Computing pole order of $f(z)=\frac{e^z}{(z+1)^3(z-2)}$ at $z_0=2$ 
Determine the singularity type of $f(z)=\frac{e^z}{(z+1)^3(z-2)}$ at $z_0=2$.

$\lim_{z\to -2}\frac{e^z}{(z+1)^3(z-2)}=\infty $
so the singularity is pole.I know the solution where it states it is a pole of order 1. However I cannot see how I can find that out.
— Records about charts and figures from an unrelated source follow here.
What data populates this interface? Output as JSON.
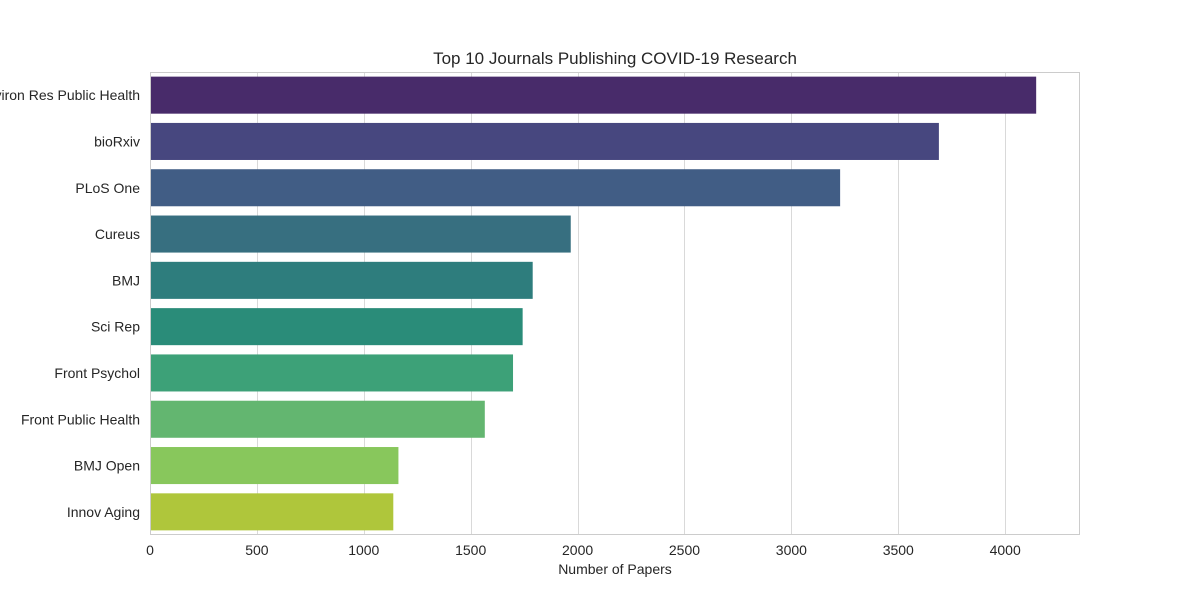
{
  "chart_data": {
    "type": "bar",
    "orientation": "horizontal",
    "title": "Top 10 Journals Publishing COVID-19 Research",
    "xlabel": "Number of Papers",
    "ylabel": "",
    "categories": [
      "Int J Environ Res Public Health",
      "bioRxiv",
      "PLoS One",
      "Cureus",
      "BMJ",
      "Sci Rep",
      "Front Psychol",
      "Front Public Health",
      "BMJ Open",
      "Innov Aging"
    ],
    "values": [
      4145,
      3690,
      3228,
      1968,
      1790,
      1743,
      1698,
      1566,
      1162,
      1138
    ],
    "xlim": [
      0,
      4350
    ],
    "xticks": [
      0,
      500,
      1000,
      1500,
      2000,
      2500,
      3000,
      3500,
      4000
    ],
    "grid": true,
    "legend": "none",
    "colors": [
      "#482b6a",
      "#47477f",
      "#415d85",
      "#376f80",
      "#2e7d7d",
      "#2a8c79",
      "#3da178",
      "#63b670",
      "#88c75c",
      "#afc63b"
    ]
  }
}
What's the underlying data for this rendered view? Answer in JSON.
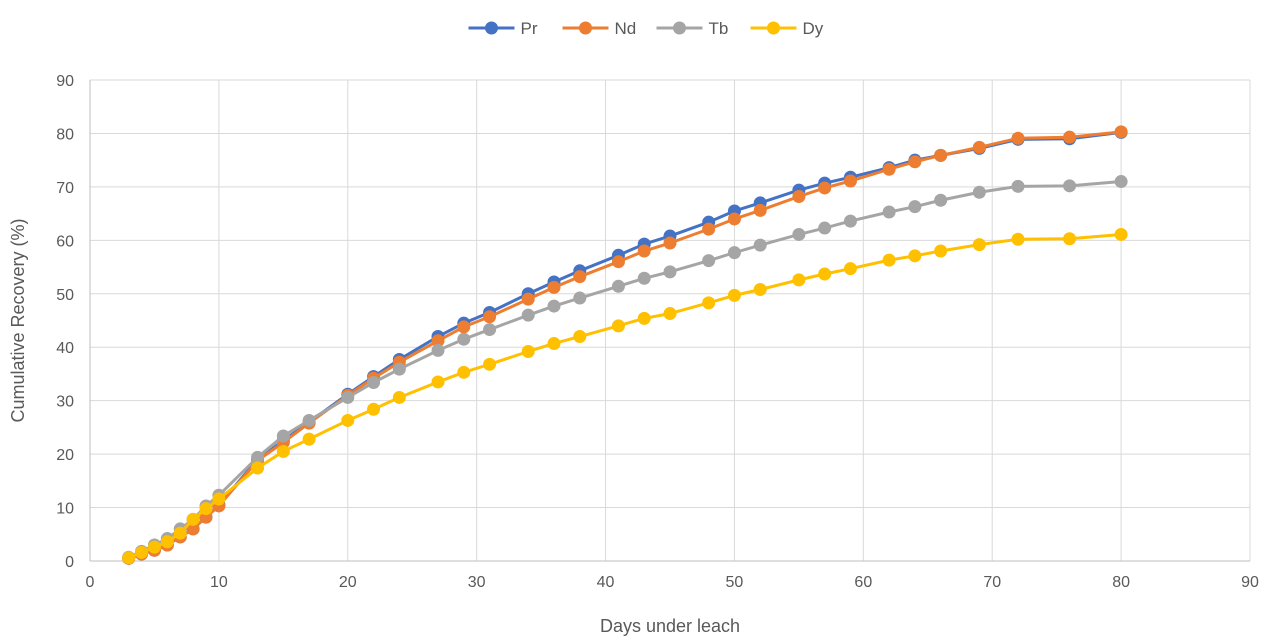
{
  "chart_data": {
    "type": "line",
    "xlabel": "Days under leach",
    "ylabel": "Cumulative Recovery (%)",
    "xlim": [
      0,
      90
    ],
    "ylim": [
      0,
      90
    ],
    "xticks": [
      0,
      10,
      20,
      30,
      40,
      50,
      60,
      70,
      80,
      90
    ],
    "yticks": [
      0,
      10,
      20,
      30,
      40,
      50,
      60,
      70,
      80,
      90
    ],
    "grid": true,
    "legend_position": "top",
    "x": [
      3,
      4,
      5,
      6,
      7,
      8,
      9,
      10,
      13,
      15,
      17,
      20,
      22,
      24,
      27,
      29,
      31,
      34,
      36,
      38,
      41,
      43,
      45,
      48,
      50,
      52,
      55,
      57,
      59,
      62,
      64,
      66,
      69,
      72,
      76,
      80
    ],
    "series": [
      {
        "name": "Pr",
        "color": "#4472c4",
        "values": [
          0.5,
          1.3,
          2.0,
          3.0,
          4.5,
          6.0,
          8.2,
          10.5,
          19.0,
          22.5,
          26.0,
          31.2,
          34.5,
          37.7,
          42.0,
          44.5,
          46.5,
          50.0,
          52.2,
          54.3,
          57.2,
          59.3,
          60.8,
          63.4,
          65.5,
          67.0,
          69.4,
          70.7,
          71.8,
          73.6,
          75.0,
          75.9,
          77.2,
          78.9,
          79.0,
          80.2
        ]
      },
      {
        "name": "Nd",
        "color": "#ed7d31",
        "values": [
          0.5,
          1.3,
          2.0,
          3.0,
          4.5,
          6.0,
          8.2,
          10.3,
          18.8,
          22.2,
          25.8,
          31.0,
          34.2,
          37.2,
          41.2,
          43.8,
          45.7,
          49.0,
          51.2,
          53.2,
          56.0,
          58.0,
          59.5,
          62.1,
          64.0,
          65.6,
          68.2,
          69.8,
          71.1,
          73.3,
          74.7,
          75.9,
          77.4,
          79.1,
          79.3,
          80.3
        ]
      },
      {
        "name": "Tb",
        "color": "#a5a5a5",
        "values": [
          0.7,
          1.8,
          3.0,
          4.2,
          6.0,
          7.8,
          10.3,
          12.3,
          19.4,
          23.4,
          26.3,
          30.6,
          33.4,
          35.9,
          39.4,
          41.5,
          43.3,
          46.0,
          47.7,
          49.2,
          51.4,
          52.9,
          54.1,
          56.2,
          57.7,
          59.1,
          61.1,
          62.3,
          63.6,
          65.3,
          66.3,
          67.5,
          69.0,
          70.1,
          70.2,
          71.0
        ]
      },
      {
        "name": "Dy",
        "color": "#ffc000",
        "values": [
          0.6,
          1.6,
          2.6,
          3.6,
          5.2,
          7.8,
          9.8,
          11.6,
          17.4,
          20.5,
          22.8,
          26.3,
          28.4,
          30.6,
          33.5,
          35.3,
          36.8,
          39.2,
          40.7,
          42.0,
          44.0,
          45.4,
          46.3,
          48.3,
          49.7,
          50.8,
          52.6,
          53.7,
          54.7,
          56.3,
          57.1,
          58.0,
          59.2,
          60.2,
          60.3,
          61.1
        ]
      }
    ]
  }
}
If I take $w=z-2$ then the Laurent series:
$\frac{1+(w-1)+\frac{(w-2)^2}{2!}\frac{(w-2)^3}{3!}+\frac{(w-2)^4}{4!}...}{(w-1)^3 w}$
But I cannot see how the pole order is going to be 1.
Question:
Can someone help me computing the order of the pole?
Thanks in advance!
 A: If $f$ has a pole at $z_0$ then the order of the pole is the smallest positive integer $k$ with the property that
$$
 (z-z_0)^k f(z)
$$
has a removable singularity at $z=z_0$. Or equivalently, the unique positive integer $k$ with the property that
$$
 \lim_{z \to z_0}(z-z_0)^k f(z) \text{ exists and is not zero.}
$$
In your case, 
$$
g(z) = (z-2)^1f(z) = \frac{e^z}{(z+1)^3}
$$
is holomorphic in a neighborhood of $z_0=2$ with $g(2) \ne 0$, which shows that $f$ has a pole of order $1$ at $z_0=2$.

Or in terms of Laurent series: $g$ has a Taylor series
$$
 g(z) = b_0 + b_1(z-2) + b_2 (z-2)^2 + \ldots
$$
at $z_0 = 2$, with $b_0 = g(2) \ne 0$, so that
$$
 f(z) =\frac{b_0}{z-2 } + b_1 + b_1 (z-2) + \ldots
$$
is the Laurent series of $f$ at $z_0=2$.

You can also argue that
$$
 \frac{1}{f(z)} = (z-2) h(z)
$$
where 
$$
 h(z) = \frac{(z+1)^3}{e^z}
$$
is holomorphic and not zero in a neighborhood of $z_0=2$, so that $1/f$ has a simple zero at $z_0=2$.
A: At $z= 2$ , only the term $z-2$ makes the function indefinite, whereas, $e^z \ and \ (z+1)^3$ give finite values at $z=2$ viz., $e^2 \ and \ 27$. So we need to consider only $z-2$ which is of order 1. Thus the pole is of order 1.
Similarly if we see at $z= -1$, only the term $(z+1)^3$ makes the function indefinite as $e^{-1}$ and $-1-2 = -3$ are finite. Here the root(pole) occurs thrice. So in this case, the pole is of order 3.
As another example, consider
$g(z) = \frac{1}{z(e^z - 1)}$
At $z_0 = 0$, both the terms $z = 0$ and $e^0 - 1 = 1-1 = 0$ make the function indefinite (as the denominator becomes zero) . So the pole is of order 2.